Was die Besucher unter der Burg tatsächlich eint, ist der Glaube an eine friedliche Welt ohne Grenzen, Hass und Diffamierungen. Und tatsächlich geht man respektvoller miteinander um – obwohl auch „Hippies“ nicht alle derselben Meinung sind. In einem waren sie sich weitgehend einig: dass das Abschlusskonzert für 50 Jahre Herzberg etwas Außergewöhnliches war:
Blues Allstars
50 Jahre bereichern unser Leben, resümierte die Crew um die beiden Herzberg Geschäftsführer Gunther Lorz, Norbert „Mini“ Geier, Katja Schmirler-Wortmann und außerdem Wolfgang Wortmann oder Elmar Feuerstein. Und 11.000 wünschten sich „Gesundheit für Mini“, denn der konnte ausgerechnet beim Jubiläum nicht dabei sein! „Danke bei allen Kindern, die ihre Eltern überredet haben zu kommen“ und die Veranstalter verkündeten ihr Motto, das für die nächsten Jahre gilt: „One love, one peace, one Herzberg!“ Ach ja, „dank an Mond und Sonne“. Die beiden hatten Ihr Spektakel mit der Mondfinsternis bei Vollmond am Freitagabend direkt über der Hauptbühne veranstaltet.

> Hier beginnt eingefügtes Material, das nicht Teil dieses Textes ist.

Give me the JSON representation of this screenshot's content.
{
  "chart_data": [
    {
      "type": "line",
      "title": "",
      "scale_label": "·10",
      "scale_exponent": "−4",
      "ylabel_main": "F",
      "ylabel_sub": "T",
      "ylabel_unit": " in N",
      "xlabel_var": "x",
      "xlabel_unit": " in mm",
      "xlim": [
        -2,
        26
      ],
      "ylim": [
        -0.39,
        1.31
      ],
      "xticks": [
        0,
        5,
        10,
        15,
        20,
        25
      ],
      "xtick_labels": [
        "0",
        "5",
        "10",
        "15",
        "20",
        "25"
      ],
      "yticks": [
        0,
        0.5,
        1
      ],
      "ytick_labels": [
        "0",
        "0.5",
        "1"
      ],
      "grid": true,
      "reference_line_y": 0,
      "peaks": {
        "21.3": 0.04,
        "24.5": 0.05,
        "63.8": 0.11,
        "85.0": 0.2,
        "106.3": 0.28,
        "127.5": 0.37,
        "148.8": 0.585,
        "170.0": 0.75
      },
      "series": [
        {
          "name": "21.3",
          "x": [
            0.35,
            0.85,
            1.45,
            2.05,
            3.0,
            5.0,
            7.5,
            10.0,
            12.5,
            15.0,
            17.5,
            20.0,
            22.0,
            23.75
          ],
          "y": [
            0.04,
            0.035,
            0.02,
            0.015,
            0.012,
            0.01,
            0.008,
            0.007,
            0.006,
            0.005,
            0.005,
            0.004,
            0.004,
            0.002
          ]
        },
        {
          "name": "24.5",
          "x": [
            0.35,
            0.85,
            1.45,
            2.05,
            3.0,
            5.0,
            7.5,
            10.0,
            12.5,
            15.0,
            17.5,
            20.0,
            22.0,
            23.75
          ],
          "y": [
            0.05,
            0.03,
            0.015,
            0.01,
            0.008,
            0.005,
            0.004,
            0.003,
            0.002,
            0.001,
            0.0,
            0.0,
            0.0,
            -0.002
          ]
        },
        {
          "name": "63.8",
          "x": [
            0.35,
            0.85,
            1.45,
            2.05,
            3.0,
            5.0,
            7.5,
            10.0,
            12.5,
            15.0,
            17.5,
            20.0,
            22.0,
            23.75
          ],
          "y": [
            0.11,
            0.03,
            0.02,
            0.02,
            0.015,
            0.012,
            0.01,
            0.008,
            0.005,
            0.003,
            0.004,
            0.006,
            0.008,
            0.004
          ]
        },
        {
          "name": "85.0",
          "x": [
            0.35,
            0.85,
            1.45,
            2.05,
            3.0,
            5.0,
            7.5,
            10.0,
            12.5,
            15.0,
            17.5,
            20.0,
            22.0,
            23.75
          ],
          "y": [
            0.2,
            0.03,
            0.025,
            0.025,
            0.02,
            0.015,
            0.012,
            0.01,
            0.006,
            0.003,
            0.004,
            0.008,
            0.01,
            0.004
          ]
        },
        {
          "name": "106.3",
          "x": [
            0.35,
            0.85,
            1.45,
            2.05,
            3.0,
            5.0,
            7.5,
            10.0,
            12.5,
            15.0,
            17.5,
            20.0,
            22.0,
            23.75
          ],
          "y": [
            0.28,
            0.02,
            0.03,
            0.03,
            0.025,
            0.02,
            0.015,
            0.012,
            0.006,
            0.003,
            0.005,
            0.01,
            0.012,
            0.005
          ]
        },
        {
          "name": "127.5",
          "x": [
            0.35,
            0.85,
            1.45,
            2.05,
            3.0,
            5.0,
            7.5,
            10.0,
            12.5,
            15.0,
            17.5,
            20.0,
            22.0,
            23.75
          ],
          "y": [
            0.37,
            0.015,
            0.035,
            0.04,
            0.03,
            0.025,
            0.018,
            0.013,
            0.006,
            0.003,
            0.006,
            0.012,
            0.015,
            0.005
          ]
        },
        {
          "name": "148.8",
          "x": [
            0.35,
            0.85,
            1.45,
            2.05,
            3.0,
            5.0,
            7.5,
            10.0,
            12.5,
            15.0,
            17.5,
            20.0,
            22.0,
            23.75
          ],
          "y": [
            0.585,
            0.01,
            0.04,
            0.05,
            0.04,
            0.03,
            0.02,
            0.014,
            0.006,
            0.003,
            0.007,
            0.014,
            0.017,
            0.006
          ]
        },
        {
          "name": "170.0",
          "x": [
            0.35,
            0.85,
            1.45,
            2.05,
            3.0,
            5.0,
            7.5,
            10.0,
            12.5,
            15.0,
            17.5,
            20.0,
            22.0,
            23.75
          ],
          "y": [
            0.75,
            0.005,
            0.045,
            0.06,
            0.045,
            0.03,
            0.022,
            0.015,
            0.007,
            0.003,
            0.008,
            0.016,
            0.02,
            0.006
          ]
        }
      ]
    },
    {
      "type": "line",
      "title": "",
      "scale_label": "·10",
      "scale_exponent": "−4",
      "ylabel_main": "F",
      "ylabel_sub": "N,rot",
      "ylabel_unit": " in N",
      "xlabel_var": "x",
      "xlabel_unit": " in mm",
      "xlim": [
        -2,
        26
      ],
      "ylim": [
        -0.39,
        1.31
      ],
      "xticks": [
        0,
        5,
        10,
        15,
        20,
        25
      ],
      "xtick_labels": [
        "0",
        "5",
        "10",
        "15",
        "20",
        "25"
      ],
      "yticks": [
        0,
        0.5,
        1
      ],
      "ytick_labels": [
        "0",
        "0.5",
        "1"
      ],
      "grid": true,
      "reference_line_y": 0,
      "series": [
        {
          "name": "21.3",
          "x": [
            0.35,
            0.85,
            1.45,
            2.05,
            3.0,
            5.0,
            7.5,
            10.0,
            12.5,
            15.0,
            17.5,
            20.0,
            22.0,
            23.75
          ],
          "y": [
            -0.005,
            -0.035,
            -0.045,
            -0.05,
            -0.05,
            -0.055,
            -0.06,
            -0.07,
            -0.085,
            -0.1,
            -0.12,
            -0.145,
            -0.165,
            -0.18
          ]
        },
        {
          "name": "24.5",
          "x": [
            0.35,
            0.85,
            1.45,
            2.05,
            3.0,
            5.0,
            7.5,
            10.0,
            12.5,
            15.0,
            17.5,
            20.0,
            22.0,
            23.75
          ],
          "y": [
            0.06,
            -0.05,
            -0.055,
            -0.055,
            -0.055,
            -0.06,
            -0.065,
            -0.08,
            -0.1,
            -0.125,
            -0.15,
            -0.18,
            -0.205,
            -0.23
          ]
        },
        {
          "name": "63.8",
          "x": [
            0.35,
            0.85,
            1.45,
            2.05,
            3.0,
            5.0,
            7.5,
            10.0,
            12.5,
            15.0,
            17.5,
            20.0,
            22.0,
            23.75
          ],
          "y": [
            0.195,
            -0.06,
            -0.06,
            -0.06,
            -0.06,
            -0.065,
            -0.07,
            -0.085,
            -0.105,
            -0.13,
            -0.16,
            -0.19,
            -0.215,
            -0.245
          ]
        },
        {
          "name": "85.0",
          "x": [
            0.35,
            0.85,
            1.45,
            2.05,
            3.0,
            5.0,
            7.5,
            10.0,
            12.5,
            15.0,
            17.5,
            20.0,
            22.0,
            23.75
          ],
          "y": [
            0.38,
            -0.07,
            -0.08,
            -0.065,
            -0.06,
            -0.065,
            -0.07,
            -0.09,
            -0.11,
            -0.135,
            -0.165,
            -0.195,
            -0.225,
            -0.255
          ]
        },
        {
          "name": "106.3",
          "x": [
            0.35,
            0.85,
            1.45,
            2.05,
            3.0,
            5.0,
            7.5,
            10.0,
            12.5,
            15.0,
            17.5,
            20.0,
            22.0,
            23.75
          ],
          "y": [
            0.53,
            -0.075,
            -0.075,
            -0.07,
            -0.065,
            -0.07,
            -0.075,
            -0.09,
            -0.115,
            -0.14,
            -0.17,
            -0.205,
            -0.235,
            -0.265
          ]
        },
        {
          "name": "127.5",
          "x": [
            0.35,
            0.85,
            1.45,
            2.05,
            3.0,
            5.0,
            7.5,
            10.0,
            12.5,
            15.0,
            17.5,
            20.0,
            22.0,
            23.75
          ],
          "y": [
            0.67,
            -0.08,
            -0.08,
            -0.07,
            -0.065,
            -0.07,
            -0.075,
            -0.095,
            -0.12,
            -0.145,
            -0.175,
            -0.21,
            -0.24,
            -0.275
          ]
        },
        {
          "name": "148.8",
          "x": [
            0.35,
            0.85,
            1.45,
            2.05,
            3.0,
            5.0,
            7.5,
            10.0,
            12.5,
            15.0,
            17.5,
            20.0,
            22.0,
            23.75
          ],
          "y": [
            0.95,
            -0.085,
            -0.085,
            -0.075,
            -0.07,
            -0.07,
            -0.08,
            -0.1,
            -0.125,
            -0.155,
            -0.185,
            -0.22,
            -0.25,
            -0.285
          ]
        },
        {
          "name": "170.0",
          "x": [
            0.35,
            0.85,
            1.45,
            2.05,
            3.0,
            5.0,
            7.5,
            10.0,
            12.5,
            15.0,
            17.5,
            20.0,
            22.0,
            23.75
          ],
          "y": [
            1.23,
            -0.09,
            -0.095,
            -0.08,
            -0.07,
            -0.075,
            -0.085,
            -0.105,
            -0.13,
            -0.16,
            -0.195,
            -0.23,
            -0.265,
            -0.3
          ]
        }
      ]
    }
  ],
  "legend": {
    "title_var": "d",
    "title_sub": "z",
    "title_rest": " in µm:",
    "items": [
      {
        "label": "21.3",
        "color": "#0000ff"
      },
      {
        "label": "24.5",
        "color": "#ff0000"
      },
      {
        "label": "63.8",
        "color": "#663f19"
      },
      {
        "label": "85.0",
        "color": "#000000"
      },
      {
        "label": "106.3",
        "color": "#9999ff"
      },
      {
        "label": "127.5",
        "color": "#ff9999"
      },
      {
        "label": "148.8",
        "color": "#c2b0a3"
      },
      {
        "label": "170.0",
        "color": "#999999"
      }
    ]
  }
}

Den Rahmen bildete die Hamburg Blues Band mit dem erst 25-jährigen Krissy Matthews an der Gitarre, Hansi Wallbaum (Interzone, Chuck Berry, Westernhagen) an den Drums, Bassist Michael Becker (Spooky Tooth, Lake) Gert Lange an der Rhythmusgitarre und dem Mikrofon.
Allstars – Altstars
Im Mittelpunkt standen dann aber die Allstars und zugleich Altstars. Mit denen ging es Schlag auf Schlag und dennoch dauerte die Show drei Stunden. Gitarrist Micky Moody war der erste, der alten Helden auf der Bühne, der – wie bei Whitesnake nicht nur Hard-Rock, sondern auch Blues kann; und am Mikrofon löste Maggie Bell (Stone The Crows) den Gert ab. Die alte Dame hat am Stimmvolumen nichts verloren und schon gar nicht an Ausstrahlung.
Ordentlich Druck machten Gitarrist Clem Clempson (Humble Pie, Colosseum, Jack Bruce), “Bassmonster” Mark Clarke (Colosseum, Rainbow, Uriah Heep, Michael Bolton) und “Hammond B3 Specialist” Adrian Askew (Cocker, Atlantis, Foundations), im Grunde die letzte Colosseum Besetzung ohne den jüngst verstorbenen Jon Hiseman. Für ihn trommelte kein geringerer als Curt Cress (Doldinger´s Passport, Tina Turner, Meat Loaf, Freddie Mercury). Und natürlich durfte “The Voice” Chris Farlowe (Colosseum, Atomic Rooster) nicht fehlen, der zwar körperlich gehandicapt die Bühne betrat, stimmlich aber auf der Höhe ist.
Fire!
Singer/Songwriter Stefan Stoppok begeisterte mit Humor und führte dann den Überflieger des Abends auf die Bühne, “The God Of Hellfire“, Arthur Browne. Mit Coversongs wie „Don’t let me be Misunderstood“ tastete er sich an seinen einzigen Nummer 1 Hit heran: „Fire“. Der Altmeister war geschminkt wie immer und wirkte wie eine Mischung aus Braveheart und Catweazle. Stieg einmal von der Bühne, machte sich über Trump lustig und tat was er am Besten kann: Mit Grimassen, Show und gewaltiger Stimme das Publikum mitreißen.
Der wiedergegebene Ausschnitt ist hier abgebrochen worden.